Multimorbidade e polifarmácia em idosos residentes no perímetro rural do município de Seara-SC / Multimorbity and polypharmacy in elderly residents in the rural perimeter of the municipality of Seara-SC

Cristiane Scursel, Luciano Fiorentin, Saionara Regina Sleifer Cechet, Sirlei Fávero Cetolin, Vilma Beltrame

Abstract


Introdução: a longevidade humana é um dos maiores triunfos da humanidade, porém muitas vezes pode vir acompanhada com o aumento das condições crônicas de saúde. Objetivo: descrever a saúde de idosos residentes no município de Seara (SC) quanto ao IMC e doenças crônicas auto referidas.
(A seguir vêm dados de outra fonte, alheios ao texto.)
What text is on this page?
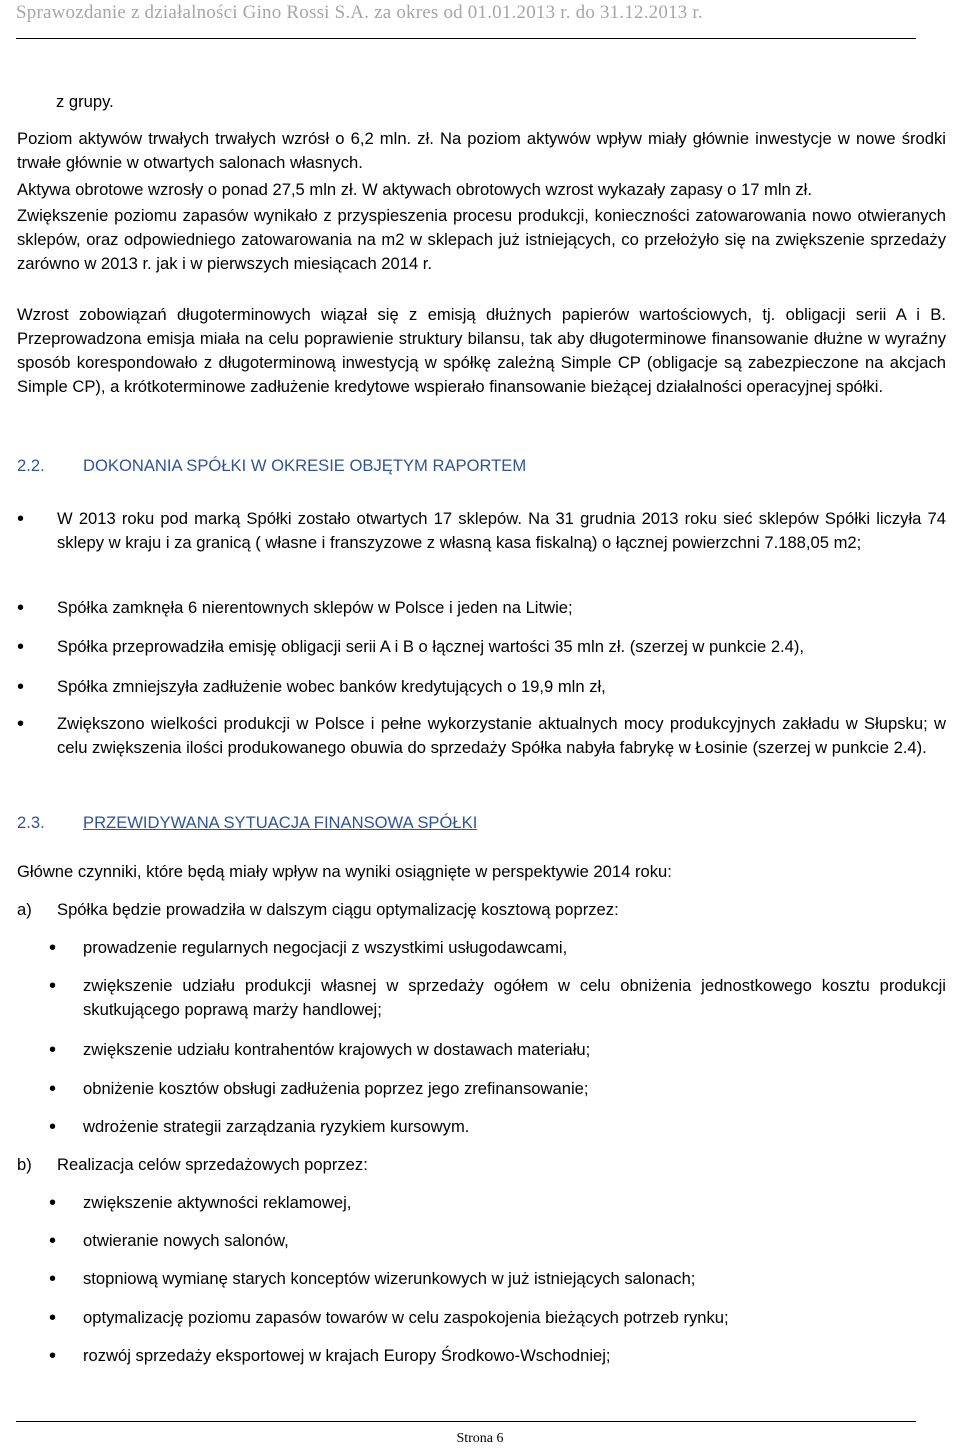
Sprawozdanie z działalności Gino Rossi S.A. za okres od 01.01.2013 r. do 31.12.2013 r.
z grupy.
Poziom aktywów trwałych trwałych wzrósł o 6,2 mln. zł. Na poziom aktywów wpływ miały głównie inwestycje w nowe środki trwałe głównie w otwartych salonach własnych.
Aktywa obrotowe wzrosły o ponad 27,5 mln zł. W aktywach obrotowych wzrost wykazały zapasy o 17 mln zł.
Zwiększenie poziomu zapasów wynikało z przyspieszenia procesu produkcji, konieczności zatowarowania nowo otwieranych sklepów, oraz odpowiedniego zatowarowania na m2 w sklepach już istniejących, co przełożyło się na zwiększenie sprzedaży zarówno w 2013 r. jak i w pierwszych miesiącach 2014 r.
Wzrost zobowiązań długoterminowych wiązał się z emisją dłużnych papierów wartościowych, tj. obligacji serii A i B. Przeprowadzona emisja miała na celu poprawienie struktury bilansu, tak aby długoterminowe finansowanie dłużne w wyraźny sposób korespondowało z długoterminową inwestycją w spółkę zależną Simple CP (obligacje są zabezpieczone na akcjach Simple CP), a krótkoterminowe zadłużenie kredytowe wspierało finansowanie bieżącej działalności operacyjnej spółki.
2.2. DOKONANIA SPÓŁKI W OKRESIE OBJĘTYM RAPORTEM
•	W 2013 roku pod marką Spółki zostało otwartych 17 sklepów. Na 31 grudnia 2013 roku sieć sklepów Spółki liczyła 74 sklepy w kraju i za granicą ( własne i franszyzowe z własną kasa fiskalną) o łącznej powierzchni 7.188,05 m2;
•	Spółka zamknęła 6 nierentownych sklepów w Polsce i jeden na Litwie;
•	Spółka przeprowadziła emisję obligacji serii A i B o łącznej wartości 35 mln zł. (szerzej w punkcie 2.4),
•	Spółka zmniejszyła zadłużenie wobec banków kredytujących o 19,9 mln zł,
•	Zwiększono wielkości produkcji w Polsce i pełne wykorzystanie aktualnych mocy produkcyjnych zakładu w Słupsku; w celu zwiększenia ilości produkowanego obuwia do sprzedaży Spółka nabyła fabrykę w Łosinie (szerzej w punkcie 2.4).
2.3. PRZEWIDYWANA SYTUACJA FINANSOWA SPÓŁKI
Główne czynniki, które będą miały wpływ na wyniki osiągnięte w perspektywie 2014 roku:
a) Spółka będzie prowadziła w dalszym ciągu optymalizację kosztową poprzez:
• prowadzenie regularnych negocjacji z wszystkimi usługodawcami,
• zwiększenie udziału produkcji własnej w sprzedaży ogółem w celu obniżenia jednostkowego kosztu produkcji skutkującego poprawą marży handlowej;
• zwiększenie udziału kontrahentów krajowych w dostawach materiału;
• obniżenie kosztów obsługi zadłużenia poprzez jego zrefinansowanie;
• wdrożenie strategii zarządzania ryzykiem kursowym.
b) Realizacja celów sprzedażowych poprzez:
• zwiększenie aktywności reklamowej,
• otwieranie nowych salonów,
• stopniową wymianę starych konceptów wizerunkowych w już istniejących salonach;
• optymalizację poziomu zapasów towarów w celu zaspokojenia bieżących potrzeb rynku;
• rozwój sprzedaży eksportowej w krajach Europy Środkowo-Wschodniej;
Strona 6
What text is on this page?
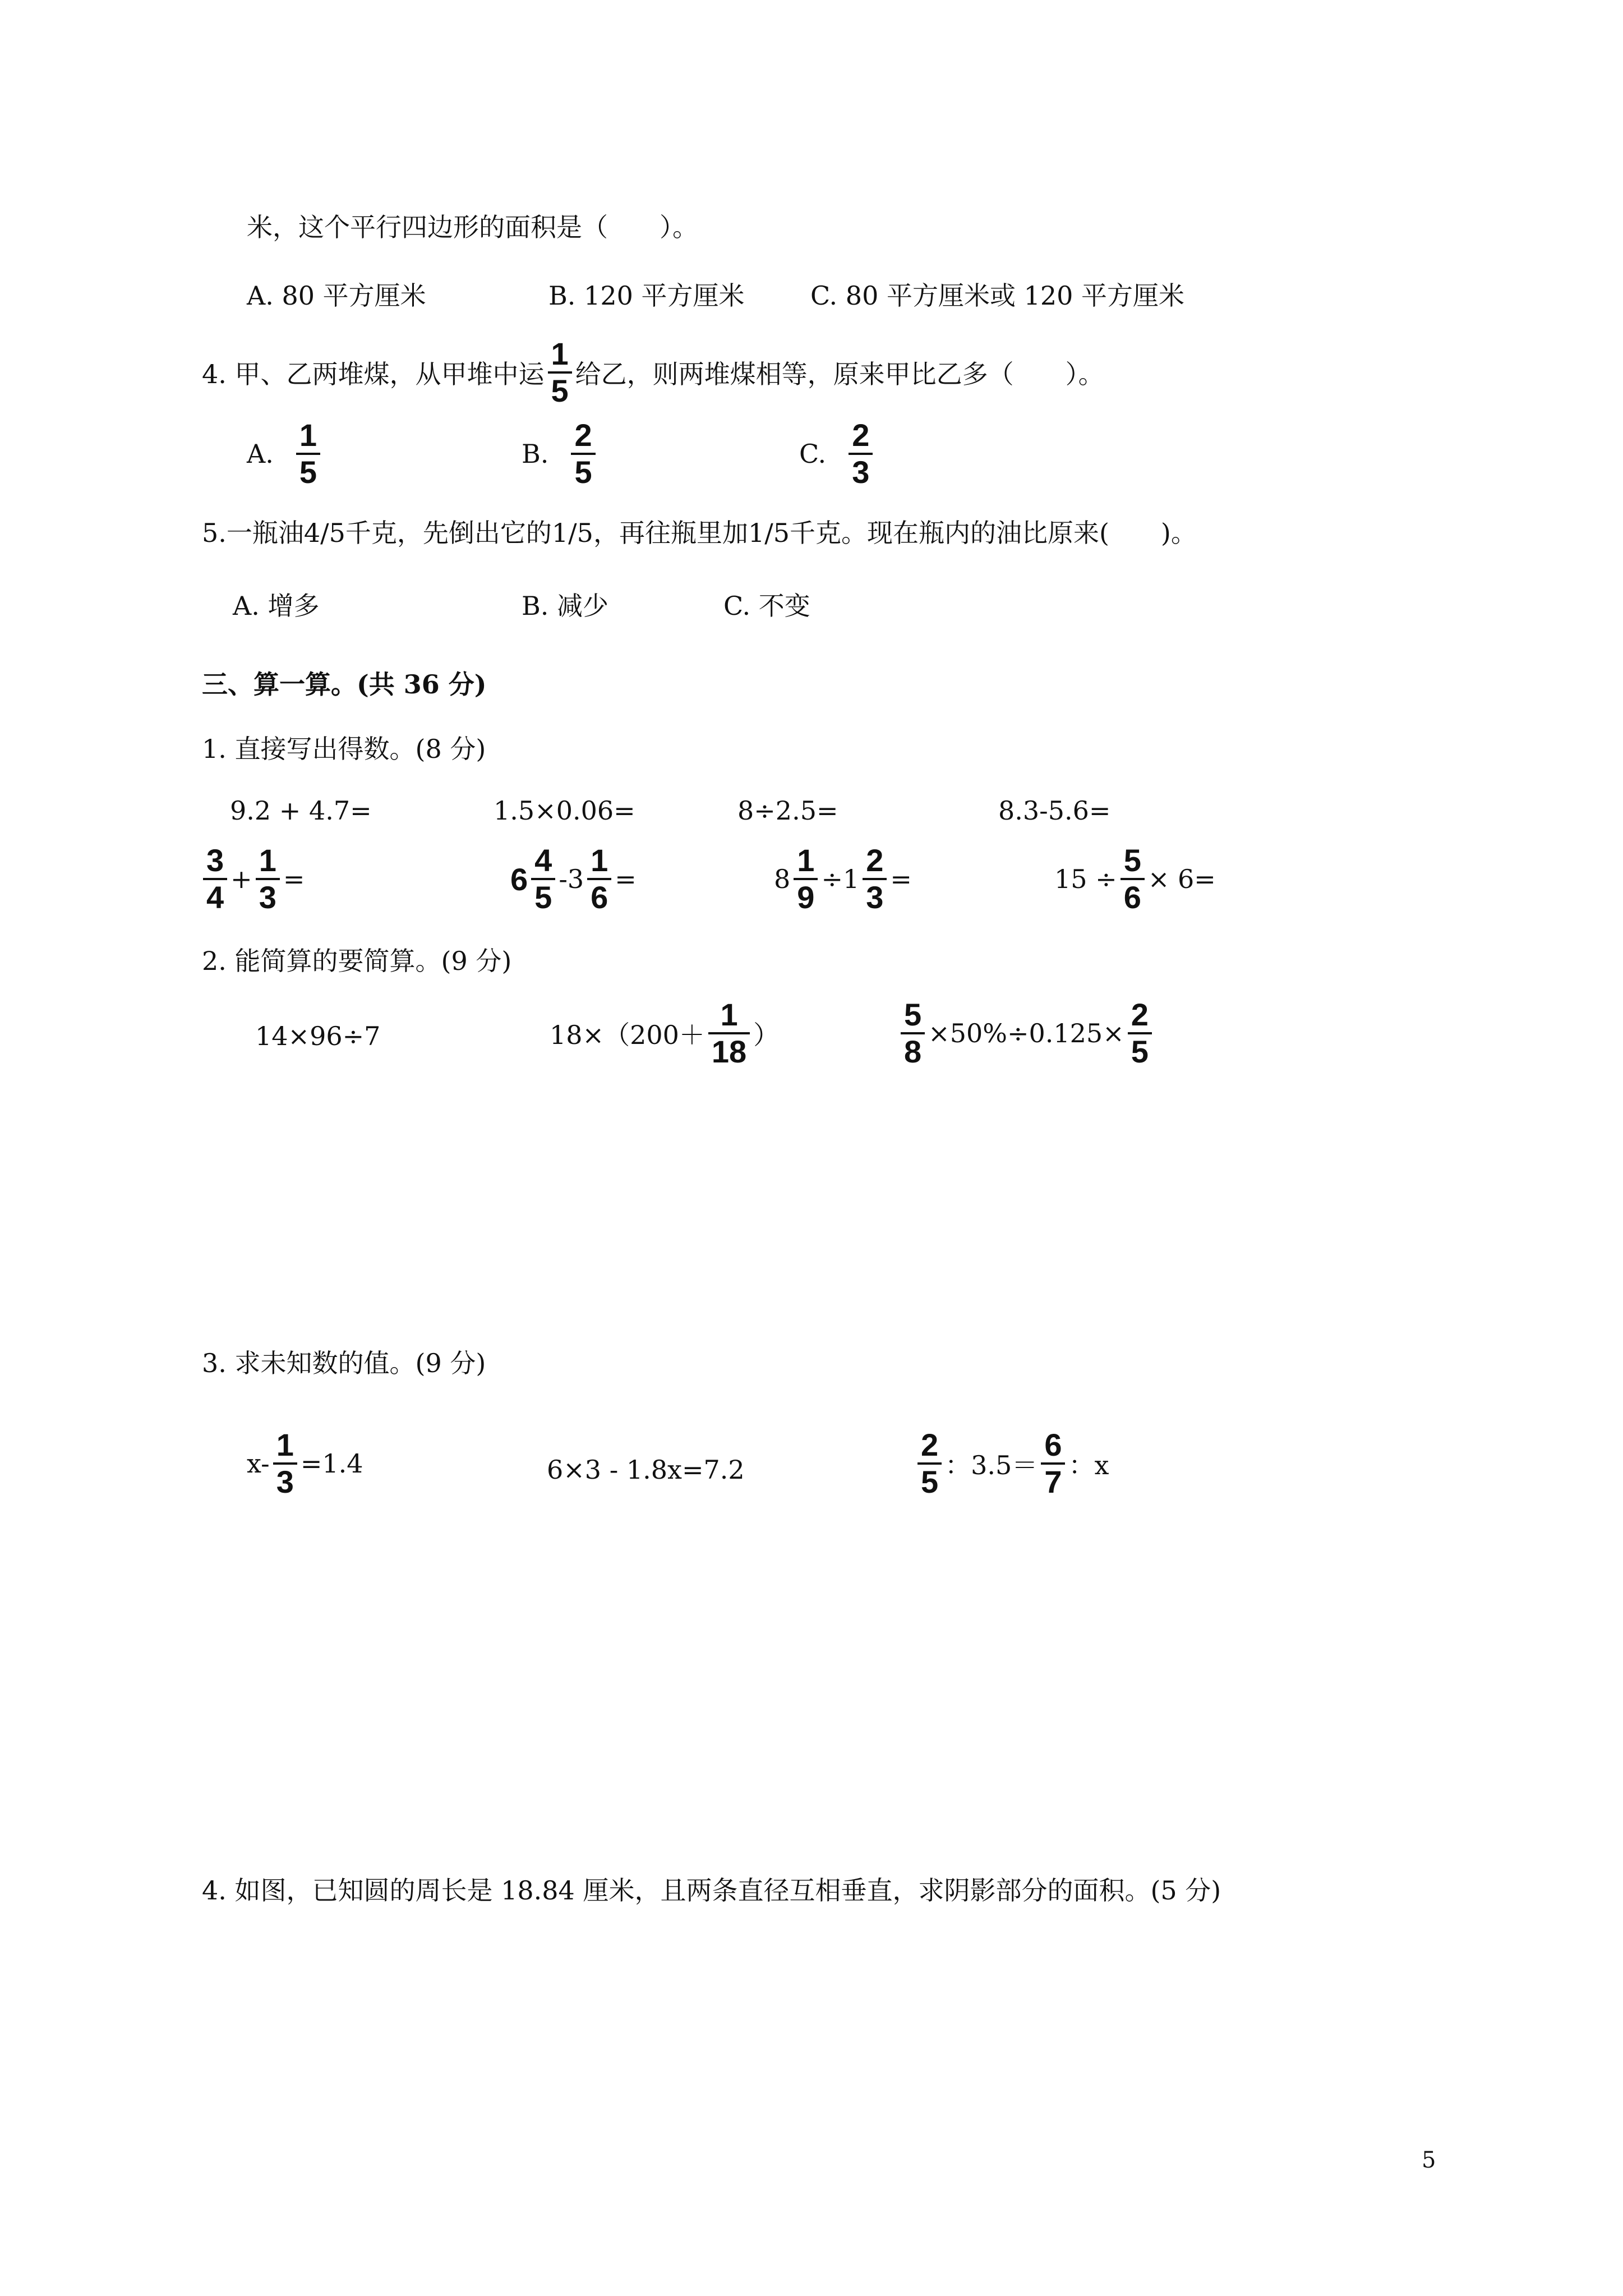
米，这个平行四边形的面积是（　　）。
A. 80 平方厘米	B. 120 平方厘米	C. 80 平方厘米或 120 平方厘米
4. 甲、乙两堆煤，从甲堆中运
1
5 给乙，则两堆煤相等，原来甲比乙多（　　）。
A.
1
5
B.
2
5
C.
2
3
5.一瓶油4/5千克，先倒出它的1/5，再往瓶里加1/5千克。现在瓶内的油比原来(　　)。
A. 增多	B. 减少	C. 不变
三、算一算。(共 36 分)
1. 直接写出得数。(8 分)
9.2 + 4.7=	1.5×0.06=	8÷2.5=	8.3-5.6=
3
4
+
1
3
=	6
4
5
-3
1
6
=	8
1
9
÷1
2
3
=	15 ÷
5
6
× 6=
2. 能简算的要简算。(9 分)
14×96÷7	18×（200＋
1
18 ）
5
8
×50%÷0.125×
2
5
3. 求未知数的值。(9 分)
x-
1
3
=1.4	6×3 - 1.8x=7.2
2
5 ：3.5＝
6
7 ：x
4. 如图，已知圆的周长是 18.84 厘米，且两条直径互相垂直，求阴影部分的面积。(5 分)
5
Metodologia: estudo analítico, de base comunitária em área de abrangência dos serviços básicos de saúde do município de Seara-SC. A população alvo do estudo foi constituída por indivíduos com 60 anos ou mais de idade, residentes na área rural do município. Os dados foram coletados nas Unidades de Saúde ou na residência dos idosos, através de entrevista semiestruturada, na qual foi avaliado Índice de Massa Corpórea (IMC), doenças crônicas autorreferidas, uso de medicação contínua e utilização dos serviços de saúde. Resultados: participaram do estudo 198 idosos com idade entre 60 a 93 anos e média de 70,81±8,014 anos. O sexo feminino predominou com 61,1% (n=121) dos participantes; 81% (n= 162) referiram ter estudado de 1 a 4 anos. O estado civil mais informado foi o de casado por 74,7% (n=148) e somente 7,1% (n=14) dos idosos referiram morar sozinhos. Na avaliação do IMC constatou-se que 53% estão com sobrepeso (n=105) e 8,6% (n=17) estão com baixo peso. Em relação as doenças crônicas autorreferidas somente 11,2% (n=22) referiram não possuir. O número de doenças por idoso variou de 1 a sete e as mais prevalentes foram Hipertensão Arterial com 66,7% (n=132), Hiperlipidemia com 32,8% (n=65), Depressão com 23,7% (n=47) e Diabetes Mellitus com 13,1% (n=26). Dos participantes 99,0% (n=196) realizaram consulta médica no último ano.  Considerações finais: os idosos desse estudo, na sua maioria, apresentam IMC alterado e doenças crônicas, sendo que a mais prevalente foi a hipertensão arterial. A utilização de múltiplos medicamentos de uso contínuo foi citada de forma significativa pelos entrevistados. Tanto a polifarmácia quanto a multiborbidade foram mais prevalentes nas mulheres.


Keywords


Idosos, Doenças Crônicas, Atenção Básica.